The FBR said that the monitoring of withholding taxes is a complicated and time-consuming process, involving both the taxpaying community and non-taxpaying withholding agent on one hand and the department on the other. Considering their revenue potential, hassle for the taxpayers in meeting obligations and various problems faced by the Department, it is imperative to the purpose to not only highlight the issues involved but also to offer a solution to the issues. Related actors needs to be identified and plan prepared for effective enforcement.
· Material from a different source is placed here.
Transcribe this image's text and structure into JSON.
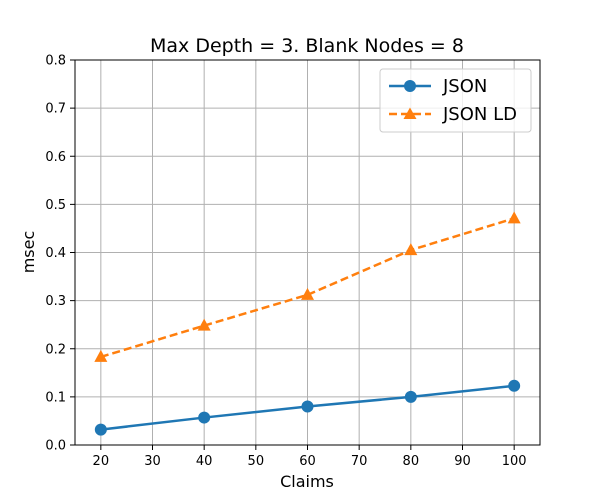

Despite huge potential substantial audit activities have not been undertaken in the field of Withholding taxes. The present state of affairs warrants an impartial and patient review of the present withholding tax regime in the country. The purpose is to make the tax system consistent with the universal principles of taxation and to put the same in step with the current trends in taxation and smooth implementation thereof. The ultimate goal is adequate operating revenue for meeting expenditure requirements of the government, on basis of a rational Withholding Tax Regime providing stable and conductive environment for the private sector to thrive in the age of high international competition and extension of better services to the taxpayers to help meet tax obligations, the FBR research added.